When home-safety is seriously compromised, and your parents make it perfectly clear that they intend to stay put at all costs, you may wonder if there is anything you can realistically do before more time goes by and they seriously injure themselves.

Been there. Done that. I will share my moving-a-reluctant-parent experiences in a blog series in the hopes that you can put my mistakes and learnings to good use. Here we go…

Fifty years living in the same house. My Aunt is 79 years old. The house she refuses to leave behind holds many memories – good, and the bad. I watch as she makes her best attempts to negotiate the rooms where life once unfolded. Rooms where my Aunt and Uncle raised three children. Rooms where families gathered together for holiday dinners and life celebrations. Rooms where we mourned the loss of newly departed loved ones.

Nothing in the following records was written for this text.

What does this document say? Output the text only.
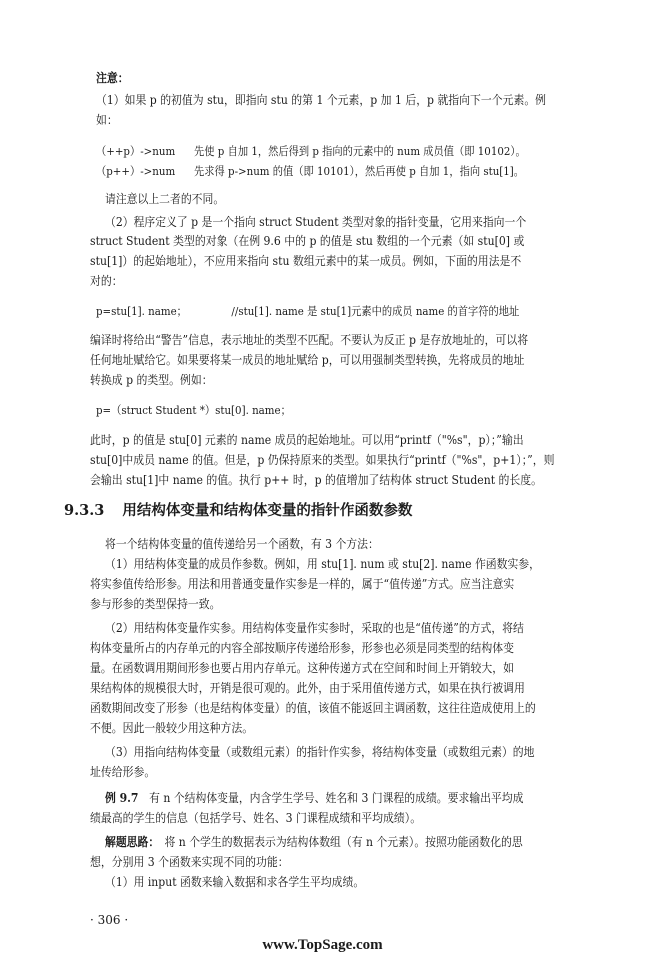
注意：
（1）如果 p 的初值为 stu，即指向 stu 的第 1 个元素，p 加 1 后，p 就指向下一个元素。例
如：
（++p）->num 先使 p 自加 1，然后得到 p 指向的元素中的 num 成员值（即 10102）。
（p++）->num 先求得 p->num 的值（即 10101），然后再使 p 自加 1，指向 stu[1]。
请注意以上二者的不同。
（2）程序定义了 p 是一个指向 struct Student 类型对象的指针变量，它用来指向一个
struct Student 类型的对象（在例 9.6 中的 p 的值是 stu 数组的一个元素（如 stu[0] 或
stu[1]）的起始地址），不应用来指向 stu 数组元素中的某一成员。例如，下面的用法是不
对的：
p=stu[1]. name；	//stu[1]. name 是 stu[1]元素中的成员 name 的首字符的地址
编译时将给出“警告”信息，表示地址的类型不匹配。不要认为反正 p 是存放地址的，可以将
任何地址赋给它。如果要将某一成员的地址赋给 p，可以用强制类型转换，先将成员的地址
转换成 p 的类型。例如：
p=（struct Student *）stu[0]. name；
此时，p 的值是 stu[0] 元素的 name 成员的起始地址。可以用“printf（"%s"，p）；”输出
stu[0]中成员 name 的值。但是，p 仍保持原来的类型。如果执行“printf（"%s"，p+1）；”，则
会输出 stu[1]中 name 的值。执行 p++ 时，p 的值增加了结构体 struct Student 的长度。
9.3.3 用结构体变量和结构体变量的指针作函数参数
将一个结构体变量的值传递给另一个函数，有 3 个方法：
（1）用结构体变量的成员作参数。例如，用 stu[1]. num 或 stu[2]. name 作函数实参，
将实参值传给形参。用法和用普通变量作实参是一样的，属于“值传递”方式。应当注意实
参与形参的类型保持一致。
（2）用结构体变量作实参。用结构体变量作实参时，采取的也是“值传递”的方式，将结
构体变量所占的内存单元的内容全部按顺序传递给形参，形参也必须是同类型的结构体变
量。在函数调用期间形参也要占用内存单元。这种传递方式在空间和时间上开销较大，如
果结构体的规模很大时，开销是很可观的。此外，由于采用值传递方式，如果在执行被调用
函数期间改变了形参（也是结构体变量）的值，该值不能返回主调函数，这往往造成使用上的
不便。因此一般较少用这种方法。
（3）用指向结构体变量（或数组元素）的指针作实参，将结构体变量（或数组元素）的地
址传给形参。
例 9.7 有 n 个结构体变量，内含学生学号、姓名和 3 门课程的成绩。要求输出平均成
绩最高的学生的信息（包括学号、姓名、3 门课程成绩和平均成绩）。
解题思路： 将 n 个学生的数据表示为结构体数组（有 n 个元素）。按照功能函数化的思
想，分别用 3 个函数来实现不同的功能：
（1）用 input 函数来输入数据和求各学生平均成绩。
· 306 ·
www.TopSage.com
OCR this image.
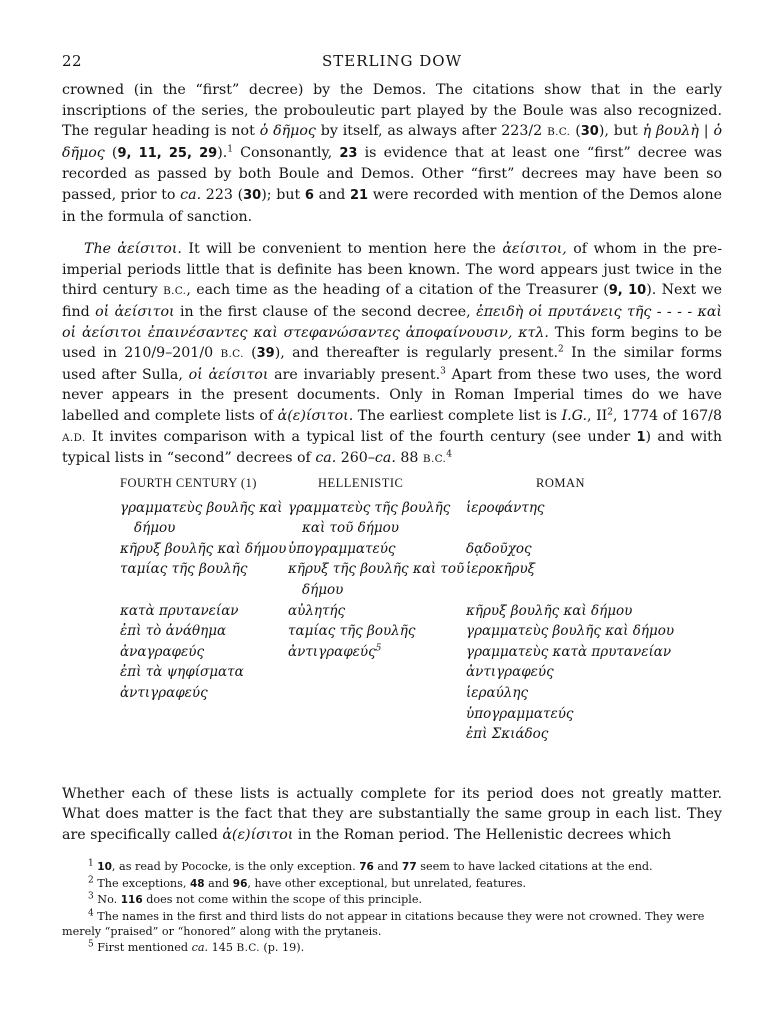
22	STERLING DOW

crowned (in the “first” decree) by the Demos. The citations show that in the early inscriptions of the series, the probouleutic part played by the Boule was also recognized. The regular heading is not ὁ δῆμος by itself, as always after 223/2 B.C. (30), but ἡ βουλὴ | ὁ δῆμος (9, 11, 25, 29).$^1$ Consonantly, 23 is evidence that at least one “first” decree was recorded as passed by both Boule and Demos. Other “first” decrees may have been so passed, prior to ca. 223 (30); but 6 and 21 were recorded with mention of the Demos alone in the formula of sanction.

The ἀείσιτοι. It will be convenient to mention here the ἀείσιτοι, of whom in the pre-imperial periods little that is definite has been known. The word appears just twice in the third century B.C., each time as the heading of a citation of the Treasurer (9, 10). Next we find οἱ ἀείσιτοι in the first clause of the second decree, ἐπειδὴ οἱ πρυτάνεις τῆς - - - - καὶ οἱ ἀείσιτοι ἐπαινέσαντες καὶ στεφανώσαντες ἀποφαίνουσιν, κτλ. This form begins to be used in 210/9–201/0 B.C. (39), and thereafter is regularly present.$^2$ In the similar forms used after Sulla, οἱ ἀείσιτοι are invariably present.$^3$ Apart from these two uses, the word never appears in the present documents. Only in Roman Imperial times do we have labelled and complete lists of ἀ(ε)ίσιτοι. The earliest complete list is I.G., $II^2$, 1774 of 167/8 A.D. It invites comparison with a typical list of the fourth century (see under 1) and with typical lists in “second” decrees of ca. 260–ca. 88 B.C.$^4$

FOURTH CENTURY (1)
γραμματεὺς βουλῆς καὶ δήμου
κῆρυξ βουλῆς καὶ δήμου
ταμίας τῆς βουλῆς
κατὰ πρυτανείαν
ἐπὶ τὸ ἀνάθημα
ἀναγραφεύς
ἐπὶ τὰ ψηφίσματα
ἀντιγραφεύς
HELLENISTIC
γραμματεὺς τῆς βουλῆς καὶ τοῦ δήμου
ὑπογραμματεύς
κῆρυξ τῆς βουλῆς καὶ τοῦ δήμου
αὐλητής
ταμίας τῆς βουλῆς
ἀντιγραφεύς$^5$
ROMAN
ἱεροφάντης
δᾳδοῦχος
ἱεροκῆρυξ
κῆρυξ βουλῆς καὶ δήμου
γραμματεὺς βουλῆς καὶ δήμου
γραμματεὺς κατὰ πρυτανείαν
ἀντιγραφεύς
ἱεραύλης
ὑπογραμματεύς
ἐπὶ Σκιάδος

Whether each of these lists is actually complete for its period does not greatly matter. What does matter is the fact that they are substantially the same group in each list. They are specifically called ἀ(ε)ίσιτοι in the Roman period. The Hellenistic decrees which

$^1$ 10, as read by Pococke, is the only exception. 76 and 77 seem to have lacked citations at the end.
$^2$ The exceptions, 48 and 96, have other exceptional, but unrelated, features.
$^3$ No. 116 does not come within the scope of this principle.
$^4$ The names in the first and third lists do not appear in citations because they were not crowned. They were merely “praised” or “honored” along with the prytaneis.
$^5$ First mentioned ca. 145 B.C. (p. 19).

The house is who my Aunt is. Every nook and cranny is her — from the dark wood paneling to the doilies carefully placed on the hall curio. Fifty years of family life wrapped up in 1400 square feet.

Evidence of a pending move is clear. She is unable to keep up with house-cleaning chores. The roof is falling apart and will cost a lot of money to repair – money she does not have. The yard and garden must now be tended to by (expensive) professionals. She is forgetful and falling regularly to the point of getting stitches on her leg. Once an avid chef, now she no longer cooks for herself and relies on unhealthy fast-food. She continues to drive (a casualty of suburban-life) despite her fears of the car breaking down and getting lost.

None of these clues-to-move add up in my Aunt’s mind. She proclaims that she is perfectly fine and not moving. That’s that. No means no.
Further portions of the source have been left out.